Overall, the key takeaway is that Green Thumb is a survivor with the financial strength to take advantage of tough times for the sector. The company secured a $150 million syndicated bank loan, which allowed it to retire $225 million in senior secured debt due in April.
“Pricing pressures are real and expected to persist into 2025, but our balance sheet and cash flow give us the flexibility to play offense whether through capital spending, share repurchases, or strategic M&A,” said Kolver. “We’ve got the balance sheet to invest where others can’t. It’s a haves-and-have-nots game right now, and we’re focused on long-term returns, not just weathering the storm.”
Green Thumb also recently announced the opening of a RISE store in Nevada.
Organigram (OGI)
Organigram recently closed on the third tranche of financing from British American Tobacco (BTI). Organigram will get $87 million in funding. The financial support from BAT keeps Organigram off of the list of cannabis companies that risk bankruptcy.
Trulieve Cannabis (TCNNF)
Trulieve recently reported fourth-quarter revenue of $301 million, up 5% year over year. The company reported a net loss of $60 million but earnings of two cents a share after accounting adjustments. Both sales and earnings per share beat guidance. Gross margin came in at 62%, compared to 54% during the fourth quarter of 2023. The company reported record 2024 cash flow from operations of $271 million and free cash flow of $150 million.
Full-year 2024 sales were $1.2 billion, up 5% year over year. It reported losses for the year of $155 million. The company added 33 stores in 2024, increasing its retail footprint to 225 stores by year end.

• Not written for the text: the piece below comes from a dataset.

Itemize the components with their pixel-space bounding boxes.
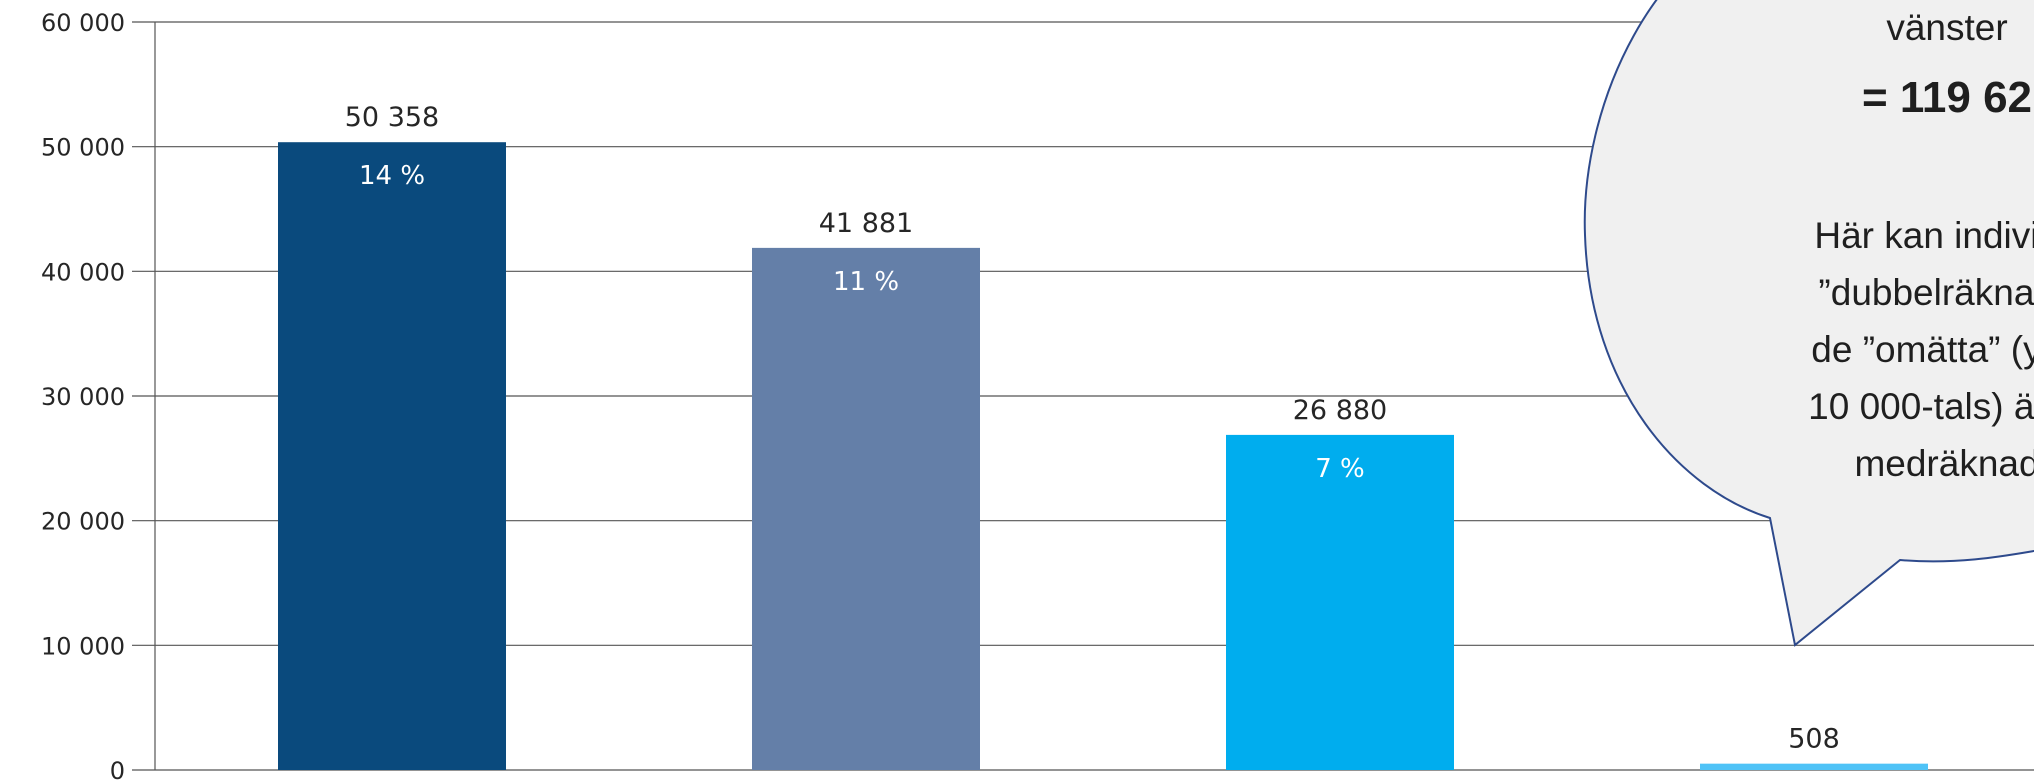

Trulieve appointed co-founder Jason Pernell as president. It also appointed Ryan Blust as interim Chief Financial Officer while it searches for someone to serve as CFO on a regular basis.
Trulieve also recently announced the launch of a hemp-based THC drink called Onward.
Verano (VRNOF)
Verano recently reported $218 million in fourth-quarter revenue, an 8% decline compared to the year before. The decline was driven primarily by an increase in promotional activity and price compression in key markets. Sales were up 1% over the prior quarter.
The company reported earnings per share of four cents, which beat guidance. It posted net operating cash of $44 million.
For all of 2024, revenue was $879 million, a 6% decline year over year. Net losses for the year were $342 million. Net operating cash was $112 million.
Given the challenges in the sector, Verano will be in hunker-down mode this year. “We do not anticipate undertaking major capital spending projects in 2025,” said CEO George Archos in the earnings call. “Our investments will focus on strengthening our core business, implementing automation and efficiency projects, targeted retail refreshes, and a leaner pipeline of new store openings.”
Along these lines, Verano cut ties with a cannabis store in Arkansas and sold the real estate leased by the store for a profit.
However, Verano will open more stores this year in Connecticut, Ohio and Florida. It will also consider buyouts. “We will continue to selectively explore accretive M&A opportunities as we anticipate further industry consolidation in the future, given current market conditions that have challenged many operators,” said Archos.
The company expects competitive pressure in Maryland following approval of a large number of new licenses. But pricing pressure may ease elsewhere, said CFO Brett Summerer. “We don’t anticipate similar retail declines in Illinois and New Jersey in 2025 compared to last year, given that both states have experienced a decrease in new store openings as those markets continue to mature,” he said in the call.
Verano closed the quarter with $88 million in cash. It recently had over $520 million in debt.
That’s a lot of debt. But its lender recently took collateral holds off most of Verano’s real estate, which opens up opportunities for refinancing to lower the interest rate on its debt.